Target Configuration
Adding a new target to your project is as simple as adding a new key to the targets
section of the alto.toml
file. The key is a user defined name for the tap and the value is a dictionary of configuration options for that tap.
Example Target Configuration
Here is a mock example of 2 target configurations, as you can see it can be quite concise:
- TOML
- YAML
- JSON
[default.targets.target-jsonl]
pip_url = "target-jsonl"
config.output = "@format output/{this.load_path}"
config.do_timestamp_file = true
[default.targets.target-parquet]
pip_url = "git+hhttps://github.com/estrategiahq/target-parquet.git#egg=target-parquet"

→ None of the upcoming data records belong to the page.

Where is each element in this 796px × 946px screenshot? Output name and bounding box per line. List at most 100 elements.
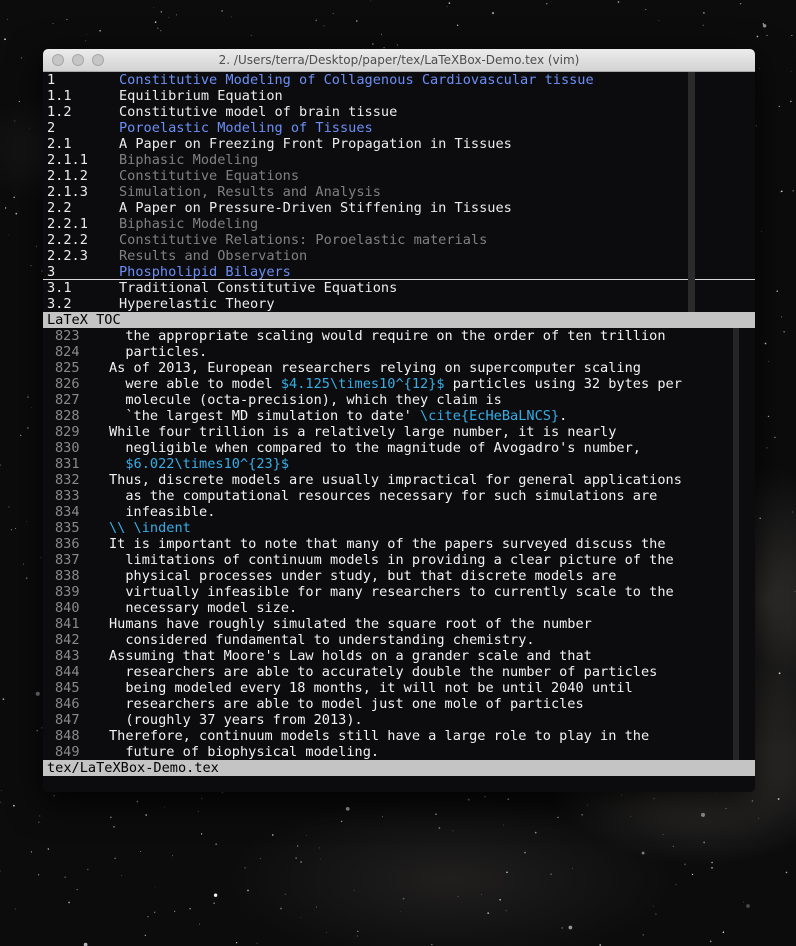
toc-item[interactable]: 1.1 Equilibrium Equation <box>43 88 755 104</box>
toc-item[interactable]: 3 Phospholipid Bilayers <box>43 264 755 280</box>
star <box>764 342 767 345</box>
editor-line[interactable]: 842 considered fundamental to understand… <box>43 632 755 648</box>
editor-line[interactable]: 838 physical processes under study, but … <box>43 568 755 584</box>
line-number: 823 <box>55 328 80 344</box>
toc-item-number: 2.1 <box>47 136 72 152</box>
star <box>785 871 788 874</box>
star <box>703 841 705 844</box>
editor-line[interactable]: 848 Therefore, continuum models still hav… <box>43 728 755 744</box>
toc-pane[interactable]: 1 Constitutive Modeling of Collagenous Ca… <box>43 72 755 312</box>
toc-item[interactable]: 1 Constitutive Modeling of Collagenous Ca… <box>43 72 755 88</box>
editor-line[interactable]: 845 being modeled every 18 months, it wi… <box>43 680 755 696</box>
toc-item[interactable]: 2.2.3 Results and Observation <box>43 248 755 264</box>
line-text: While four trillion is a relatively larg… <box>109 424 616 440</box>
editor-line[interactable]: 825 As of 2013, European researchers rely… <box>43 360 755 376</box>
text-segment: researchers are able to model just one m… <box>109 696 584 712</box>
star <box>85 40 87 42</box>
editor-line[interactable]: 833 as the computational resources neces… <box>43 488 755 504</box>
star <box>221 10 223 12</box>
toc-scrollbar[interactable] <box>688 72 695 312</box>
editor-line[interactable]: 837 limitations of continuum models in p… <box>43 552 755 568</box>
toc-item[interactable]: 3.1 Traditional Constitutive Equations <box>43 280 755 296</box>
star <box>630 816 632 817</box>
star <box>767 415 770 418</box>
star <box>792 511 794 513</box>
editor-line[interactable]: 844 researchers are able to accurately d… <box>43 664 755 680</box>
toc-item-title: Constitutive Relations: Poroelastic mate… <box>119 232 488 248</box>
toc-item-number: 2.1.3 <box>47 184 88 200</box>
star <box>780 316 783 318</box>
toc-item[interactable]: 3.2 Hyperelastic Theory <box>43 296 755 312</box>
editor-line[interactable]: 828 `the largest MD simulation to date' … <box>43 408 755 424</box>
star <box>581 813 583 816</box>
star <box>110 816 112 819</box>
toc-item[interactable]: 2.2.1 Biphasic Modeling <box>43 216 755 232</box>
editor-line[interactable]: 839 virtually infeasible for many resear… <box>43 584 755 600</box>
editor-line[interactable]: 829 While four trillion is a relatively l… <box>43 424 755 440</box>
star <box>507 798 510 801</box>
star <box>20 57 23 59</box>
editor-line[interactable]: 830 negligible when compared to the magn… <box>43 440 755 456</box>
star <box>778 672 781 675</box>
editor-line[interactable]: 843 Assuming that Moore's Law holds on a … <box>43 648 755 664</box>
editor-line[interactable]: 823 the appropriate scaling would requir… <box>43 328 755 344</box>
math-segment: $4.125\times10^{12}$ <box>280 376 445 392</box>
toc-item-title: Constitutive Equations <box>119 168 300 184</box>
star <box>725 808 727 809</box>
star <box>357 930 359 932</box>
star <box>18 100 20 103</box>
toc-item[interactable]: 2.1.3 Simulation, Results and Analysis <box>43 184 755 200</box>
star <box>235 942 238 944</box>
terminal-content[interactable]: 1 Constitutive Modeling of Collagenous Ca… <box>43 72 755 792</box>
editor-line[interactable]: 846 researchers are able to model just o… <box>43 696 755 712</box>
star <box>247 889 249 892</box>
editor-scrollbar[interactable] <box>733 328 739 760</box>
toc-item-number: 1.2 <box>47 104 72 120</box>
toc-item[interactable]: 2.2.2 Constitutive Relations: Poroelastic… <box>43 232 755 248</box>
star <box>456 24 459 26</box>
star <box>561 927 563 929</box>
editor-line[interactable]: 849 future of biophysical modeling. <box>43 744 755 760</box>
editor-line[interactable]: 824 particles. <box>43 344 755 360</box>
editor-line[interactable]: 834 infeasible. <box>43 504 755 520</box>
editor-line[interactable]: 847 (roughly 37 years from 2013). <box>43 712 755 728</box>
toc-item[interactable]: 2.1.2 Constitutive Equations <box>43 168 755 184</box>
star <box>64 876 66 878</box>
editor-line[interactable]: 841 Humans have roughly simulated the squ… <box>43 616 755 632</box>
star <box>755 125 757 127</box>
editor-line[interactable]: 831 $6.022\times10^{23}$ <box>43 456 755 472</box>
star <box>751 800 754 802</box>
star <box>86 34 87 35</box>
star <box>39 815 41 817</box>
editor-line[interactable]: 826 were able to model $4.125\times10^{1… <box>43 376 755 392</box>
star <box>703 12 705 14</box>
toc-item[interactable]: 2.1.1 Biphasic Modeling <box>43 152 755 168</box>
star <box>506 871 508 874</box>
star <box>780 190 783 193</box>
toc-item[interactable]: 2 Poroelastic Modeling of Tissues <box>43 120 755 136</box>
toc-item[interactable]: 2.1 A Paper on Freezing Front Propagation… <box>43 136 755 152</box>
star <box>14 908 16 910</box>
toc-item-number: 1 <box>47 72 56 88</box>
star <box>197 810 199 812</box>
editor-line[interactable]: 827 molecule (octa-precision), which the… <box>43 392 755 408</box>
star <box>250 35 252 36</box>
star <box>154 21 157 23</box>
line-number: 838 <box>55 568 80 584</box>
toc-item-number: 2.2 <box>47 200 72 216</box>
editor-line[interactable]: 836 It is important to note that many of … <box>43 536 755 552</box>
star <box>10 529 13 531</box>
editor-line[interactable]: 840 necessary model size. <box>43 600 755 616</box>
toc-item[interactable]: 2.2 A Paper on Pressure-Driven Stiffening… <box>43 200 755 216</box>
editor-line[interactable]: 832 Thus, discrete models are usually imp… <box>43 472 755 488</box>
star <box>467 798 470 801</box>
star <box>653 798 655 800</box>
editor-pane[interactable]: 823 the appropriate scaling would requir… <box>43 328 755 760</box>
line-number: 836 <box>55 536 80 552</box>
star <box>199 923 200 925</box>
editor-line[interactable]: 835 \\ \indent <box>43 520 755 536</box>
star <box>499 899 501 901</box>
toc-item[interactable]: 1.2 Constitutive model of brain tissue <box>43 104 755 120</box>
title-bar[interactable]: 2. /Users/terra/Desktop/paper/tex/LaTeXB… <box>43 49 755 72</box>
star <box>457 896 459 897</box>
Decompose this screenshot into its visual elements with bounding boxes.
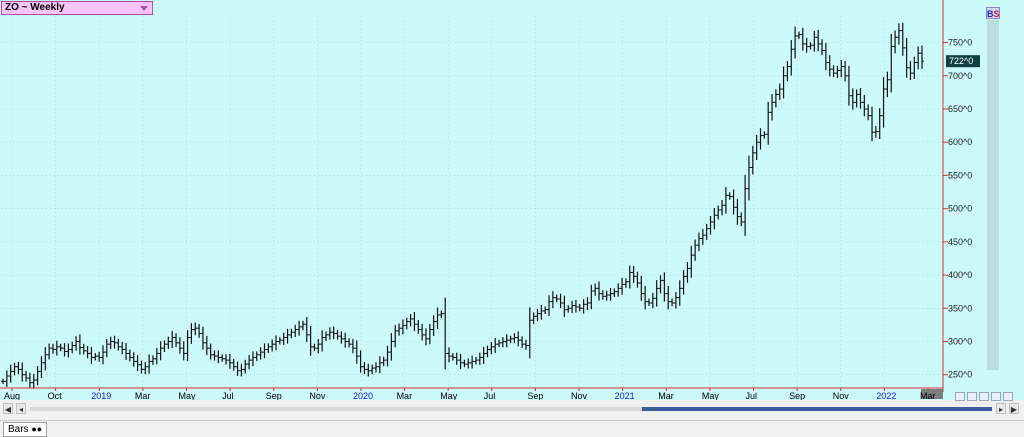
scroll-right-page-icon[interactable]: ▸ (996, 403, 1006, 414)
x-tick-label: May (702, 391, 720, 400)
y-tick-label: 700^0 (948, 71, 972, 81)
price-chart[interactable]: 250^0 300^0 350^0 400^0 450^0 500^0 550^0 600^0… (0, 0, 1024, 400)
buy-sell-badge[interactable]: BS (986, 7, 1000, 19)
tab-bars[interactable]: Bars ●● (3, 422, 48, 437)
link-icon: ●● (31, 424, 43, 434)
x-tick-label: Mar (397, 391, 413, 400)
x-tick-label: Nov (309, 391, 326, 400)
y-tick-label: 600^0 (948, 137, 972, 147)
x-tick-label: Jul (746, 391, 758, 400)
x-tick-label: 2021 (615, 391, 635, 400)
axes (0, 0, 948, 399)
dropdown-arrow-icon[interactable] (140, 6, 148, 11)
scroll-left-icon[interactable]: ◀ (3, 403, 13, 414)
y-tick-label: 450^0 (948, 237, 972, 247)
price-bars (1, 22, 924, 389)
tab-bars-label: Bars (8, 424, 29, 435)
scroll-thumb[interactable] (642, 407, 992, 411)
fit-icon[interactable] (979, 392, 989, 401)
last-price-label: 722^0 (949, 56, 973, 66)
y-tick-label: 550^0 (948, 170, 972, 180)
y-tick-label: 300^0 (948, 337, 972, 347)
scroll-track[interactable] (30, 407, 992, 411)
expand-icon[interactable] (1003, 392, 1013, 401)
x-tick-label: 2020 (353, 391, 373, 400)
scroll-left-page-icon[interactable]: ◂ (16, 403, 26, 414)
x-tick-label: 2022 (876, 391, 896, 400)
y-tick-label: 350^0 (948, 303, 972, 313)
y-tick-label: 750^0 (948, 38, 972, 48)
x-tick-label: Mar (658, 391, 674, 400)
x-tick-label: May (178, 391, 196, 400)
x-tick-label: Nov (571, 391, 588, 400)
x-tick-label: May (440, 391, 458, 400)
x-tick-label: Sep (527, 391, 543, 400)
zoom-in-icon[interactable] (955, 392, 965, 401)
y-tick-label: 250^0 (948, 370, 972, 380)
axis-labels: 250^0 300^0 350^0 400^0 450^0 500^0 550^0 600^0… (4, 38, 980, 400)
symbol-label: ZO ~ Weekly (5, 2, 65, 13)
x-tick-label: Nov (833, 391, 850, 400)
y-tick-label: 400^0 (948, 270, 972, 280)
right-side-strip (987, 20, 999, 370)
x-tick-label: Sep (789, 391, 805, 400)
x-tick-label: 2019 (91, 391, 111, 400)
scroll-right-icon[interactable]: ▶ (1009, 403, 1019, 414)
bars-mode-icon[interactable] (991, 392, 1001, 401)
symbol-selector[interactable]: ZO ~ Weekly (1, 1, 153, 15)
sell-letter: S (993, 9, 1000, 19)
x-tick-label: Sep (266, 391, 282, 400)
horizontal-scrollbar[interactable]: ◀ ◂ ▸ ▶ (0, 402, 1024, 416)
grid (2, 16, 943, 388)
x-tick-label: Oct (48, 391, 63, 400)
x-tick-label: Aug (4, 391, 20, 400)
x-tick-label: Mar (920, 391, 936, 400)
x-tick-label: Mar (135, 391, 151, 400)
y-tick-label: 650^0 (948, 104, 972, 114)
x-tick-label: Jul (222, 391, 234, 400)
zoom-out-icon[interactable] (967, 392, 977, 401)
chart-area: 250^0 300^0 350^0 400^0 450^0 500^0 550^0 600^0… (0, 0, 1024, 401)
y-tick-label: 500^0 (948, 204, 972, 214)
tab-bar: Bars ●● (0, 420, 1024, 437)
x-tick-label: Jul (484, 391, 496, 400)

config.destination_path = "@format output/{this.load_path}"
config.file_size = 100000
config.compression_method = "snappy"
config.streams_in_separate_folder = true
config.add_record_metadata = true
default:
targets:
target-jsonl:
pip_url: target-jsonl
config:
output: "@format output/{this.load_path}"
do_timestamp_file: true
target-parquet:
pip_url: "git+https://github.com/estrategiahq/target-parquet.git#egg=target-parquet"
config:
destination_path: "@format output/{this.load_path}"
file_size: 100000
compression_method: snappy
streams_in_separate_folder: true
add_record_metadata: true
{
"default": {
"targets": {
"target-jsonl": {
"pip_url": "target-jsonl",
"config": {
"output": "@format output/{this.load_path}",
"do_timestamp_file": true
}
},
"target-parquet": {
"pip_url": "git+hhps://github.com/estrategiahq/target-parquet.git#egg=target-parquet",
"config": {
"destination_path": "@format output/{this.load_path}",
"file_size": 100000,
"compression_method": "snappy",
"streams_in_separate_folder": true,
"add_record_metadata": true
}
}
}
}
}
Below, we will go over each of the configuration options for a target.
Settings
pip_url
The pip_url
is the pip installable URL of the target. This is the same URL that you would use to install the target via pip install
. This is the only required field for a target configuration.
Remember pip installable URLs can be a local path to a directory, tarball, zip file, or a git repo. Anything that can be used by pip
can be used by alto
.
config
This is the configuration for the target. This is exactly what you would put in the config.json
if running the target manually. The only difference is that you can use the @format
directive to reference environment variables and other config values via this
. This is useful for sensitive information like passwords and API keys. Both the Meltano Hub and most github repos will tell you exactly what to put here.
executable
and entrypoint
By default, alto
will assume that the target exposes a script named after the target key name in the alto config. For example, if the target is named target-snowflake
, alto
will assume that the target exposes a script named target-snowflake
. If this is not the case, you can specify the executable
explicitly. You can alternatively specify the entrypoint
if the package does not expose a script or you want to use something other than the default.
Up until now, we have always used target-name
as the name of our plugins. This is convenient because often it means we don't have to specifiy the executable
however there is nothing stopping you from using a completely different name. You could call a target prod_db or stg_db or local_csvs. It doesn't matter. As long as you specify the executable
or entrypoint
correctly, alto
will be able to run it. It also means commands might be more meaningful to you and your team.
IE, alto pg_platform_data:sf_staging_db
may be more meaningful than alto tap-postgres:target-snowflake
.
environment
The environment
field is a dictionary of environment variables that will be set when running the target. It is fully scoped to the target and will not affect other processes.